All through the remaining hours of the night the man, with the bridles of the two horses in one hand and the rifle in the other, kept watch. Now and then he walked in a circle around and around the sleeping boy, and once or twice he smiled to himself. He knew that Ned when he awoke would be indignant because Obed let him sleep, but the man felt quite able to stand such reproaches.
Obed, staunch as he was, felt the weirdness and appalling loneliness of time and place. A wolf howled far out on the plain, and the answering howl of a wolf came back from another point. He shivered a little, but he continued his steady tread around and around the circle.
Dawn shot up, gilding the bare brown plain with silver splendor for a little while. Obed awoke Ned, and laughed at the boy’s protests.
“You feel stronger and fresher, Ned,” he said, “and nothing has been lost.”
“What of you?”
“I? Oh, I’ll get my chance later. All things come to him who works while he waits. Meanwhile, I think we’d better take a drink out of our water bottles, eat a quick breakfast and be off before we have visitors.”

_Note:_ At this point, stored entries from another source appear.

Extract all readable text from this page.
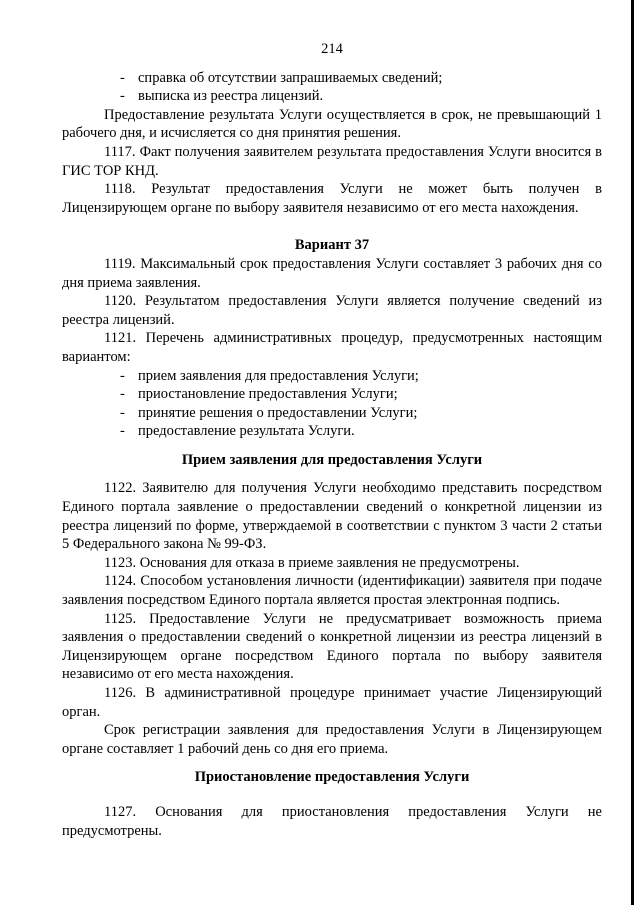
214
- справка об отсутствии запрашиваемых сведений;
- выписка из реестра лицензий.

Предоставление результата Услуги осуществляется в срок, не превышающий 1 рабочего дня, и исчисляется со дня принятия решения.

1117. Факт получения заявителем результата предоставления Услуги вносится в ГИС ТОР КНД.

1118. Результат предоставления Услуги не может быть получен в Лицензирующем органе по выбору заявителя независимо от его места нахождения.

Вариант 37

1119. Максимальный срок предоставления Услуги составляет 3 рабочих дня со дня приема заявления.

1120. Результатом предоставления Услуги является получение сведений из реестра лицензий.

1121. Перечень административных процедур, предусмотренных настоящим вариантом:

- прием заявления для предоставления Услуги;
- приостановление предоставления Услуги;
- принятие решения о предоставлении Услуги;
- предоставление результата Услуги.

Прием заявления для предоставления Услуги

1122. Заявителю для получения Услуги необходимо представить посредством Единого портала заявление о предоставлении сведений о конкретной лицензии из реестра лицензий по форме, утверждаемой в соответствии с пунктом 3 части 2 статьи 5 Федерального закона № 99-ФЗ.

1123. Основания для отказа в приеме заявления не предусмотрены.

1124. Способом установления личности (идентификации) заявителя при подаче заявления посредством Единого портала является простая электронная подпись.

1125. Предоставление Услуги не предусматривает возможность приема заявления о предоставлении сведений о конкретной лицензии из реестра лицензий в Лицензирующем органе посредством Единого портала по выбору заявителя независимо от его места нахождения.

1126. В административной процедуре принимает участие Лицензирующий орган.

Срок регистрации заявления для предоставления Услуги в Лицензирующем органе составляет 1 рабочий день со дня его приема.

Приостановление предоставления Услуги

1127. Основания для приостановления предоставления Услуги не предусмотрены.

Once more in the saddle, they rode on over a plain unchanged in character, still the same swells and dips, still the same lonesome yuccas and mesquite, with the occasional clumps of bunch grass.
“Don’t you think we have shaken them off?” asked Ned.
“No,” replied Obed. “They would scatter toward dawn and the one who picked up the trail would call the others with a whoop or a rifle shot.”
“Well, they’ve been called,” said Ned, who was looking back. “See, there, on the highest ridge.”
A faint, dark blur had appeared on a crest three or four miles behind them, one that would have been wholly invisible had not the air been so clear and translucent. It was impossible at the distance to distinguish shapes or detach anything from the general mass, but they knew very well that it was the Lipans. Each felt a little chill at this pursuit so tenacious and so menacing.
“I wish that we had some sort of a place like that in which we faced the Mexicans, where we could put our backs to the wall and fight!” exclaimed Ned.
“I know how you feel,” said Obed, “because I feel the same way myself, but there isn’t any such place, Ned, and this plain doesn’t ever give any sign of producing one, so we’ll just ride on. We’ll trust to time and chance. Something may happen in our favor.”
They strengthened their hearts, whistled to their horses and rode ahead. As on the day before the interminable pursuit went on hour after hour. It was another hot day, and their water bottles were almost emptied. The horses had had nothing to drink since the day before and the two fugitives began to feel for them, but about noon they came to a little pool, lying in a dip or hollow between the swells. It was perhaps fifty feet either way, less than a foot deep and the water was yellowish in color, but it contained no alkali nor any other bitter infusion. Moreover, grass grew around its edges and some wild ducks swam on its surface. It would have been a good place for a camp and they would have stayed there gladly had it not been for that threat which always hung on the southern horizon.